Is it even possible to define what is food, should we eat it with our mouths, should we use teeth when we chew it, should it provide nutrtional value, should it be brown, should it exist, are you a unicorn?
posted by kbanas at 10:12 AM on November 6, 2013 [2 favorites]


Upon graduation, the writer of this article has a bright future awaiting him/her at Slate.
posted by Atom Eyes at 10:12 AM on November 6, 2013 [3 favorites]


That was complete nonsense and entirely fails to engage with M. Pollan's actual argument at all. prefering to engage with some frankenstein notion of food pyramids and pro-organic food.
posted by mary8nne at 10:12 AM on November 6, 2013


Man, I'm glad you guys are on the same page as me. I kept reading, kept checking my privilege, giving the article the benefit of the doubt, but no ... no, that article is crap.
posted by Bookhouse at 10:13 AM on November 6, 2013


The point about dairy is absolutely valid and I am down to thunderdome thumbwrestle irl with anyone who wrongly and incorrectly thinks otherwise, but yes, attributing this to Michael Pollan is ridiculous.
posted by elizardbits at 10:13 AM on November 6, 2013 [2 favorites]

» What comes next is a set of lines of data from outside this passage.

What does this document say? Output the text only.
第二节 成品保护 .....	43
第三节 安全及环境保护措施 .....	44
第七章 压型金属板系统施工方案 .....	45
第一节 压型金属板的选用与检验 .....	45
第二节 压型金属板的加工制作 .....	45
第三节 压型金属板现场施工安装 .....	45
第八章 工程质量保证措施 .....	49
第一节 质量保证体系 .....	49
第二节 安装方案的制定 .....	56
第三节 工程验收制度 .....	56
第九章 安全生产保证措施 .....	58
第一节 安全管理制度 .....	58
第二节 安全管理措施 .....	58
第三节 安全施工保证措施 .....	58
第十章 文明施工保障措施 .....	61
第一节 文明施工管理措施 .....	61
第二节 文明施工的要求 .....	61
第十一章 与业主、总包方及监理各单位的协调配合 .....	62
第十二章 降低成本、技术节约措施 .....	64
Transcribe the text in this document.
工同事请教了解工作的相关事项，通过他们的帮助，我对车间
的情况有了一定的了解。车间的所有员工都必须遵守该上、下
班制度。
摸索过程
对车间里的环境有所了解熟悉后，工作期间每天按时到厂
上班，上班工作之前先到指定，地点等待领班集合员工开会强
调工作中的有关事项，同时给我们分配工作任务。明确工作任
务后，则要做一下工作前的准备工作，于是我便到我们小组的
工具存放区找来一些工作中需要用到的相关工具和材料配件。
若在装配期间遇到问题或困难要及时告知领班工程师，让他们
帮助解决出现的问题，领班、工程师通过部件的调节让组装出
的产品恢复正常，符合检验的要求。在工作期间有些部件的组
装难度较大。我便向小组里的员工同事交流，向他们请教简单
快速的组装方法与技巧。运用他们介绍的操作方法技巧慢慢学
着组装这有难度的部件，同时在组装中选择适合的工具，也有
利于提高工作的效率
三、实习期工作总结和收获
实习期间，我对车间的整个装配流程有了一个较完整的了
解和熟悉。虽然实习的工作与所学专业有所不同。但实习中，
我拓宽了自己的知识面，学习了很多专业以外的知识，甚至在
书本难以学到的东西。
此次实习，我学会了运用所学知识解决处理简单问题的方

This is possibly one of the thinnest posts I've seen on the Blue for a while. It's not even a very well written article and I count myself among people who would like to read a good article about the premise presented by the title.
posted by Kitteh at 10:14 AM on November 6, 2013


I mean I have now read this 3 times and I still do not understand why the author invokes Pollan in the first place other than to have a popular target to point unrelated arguments at.
posted by elizardbits at 10:15 AM on November 6, 2013 [1 favorite]


It's like writing an article centered around a valid point about racism in hollywood blockbuster casting and then saying AND ALSO GEORGE LUCAS MADE SHITTY STAR WARS PREQUELS AMIRITE?
posted by elizardbits at 10:16 AM on November 6, 2013


other than to have a popular target to point unrelated arguments at.

Ding ding! Page views. It's totally disingenuous.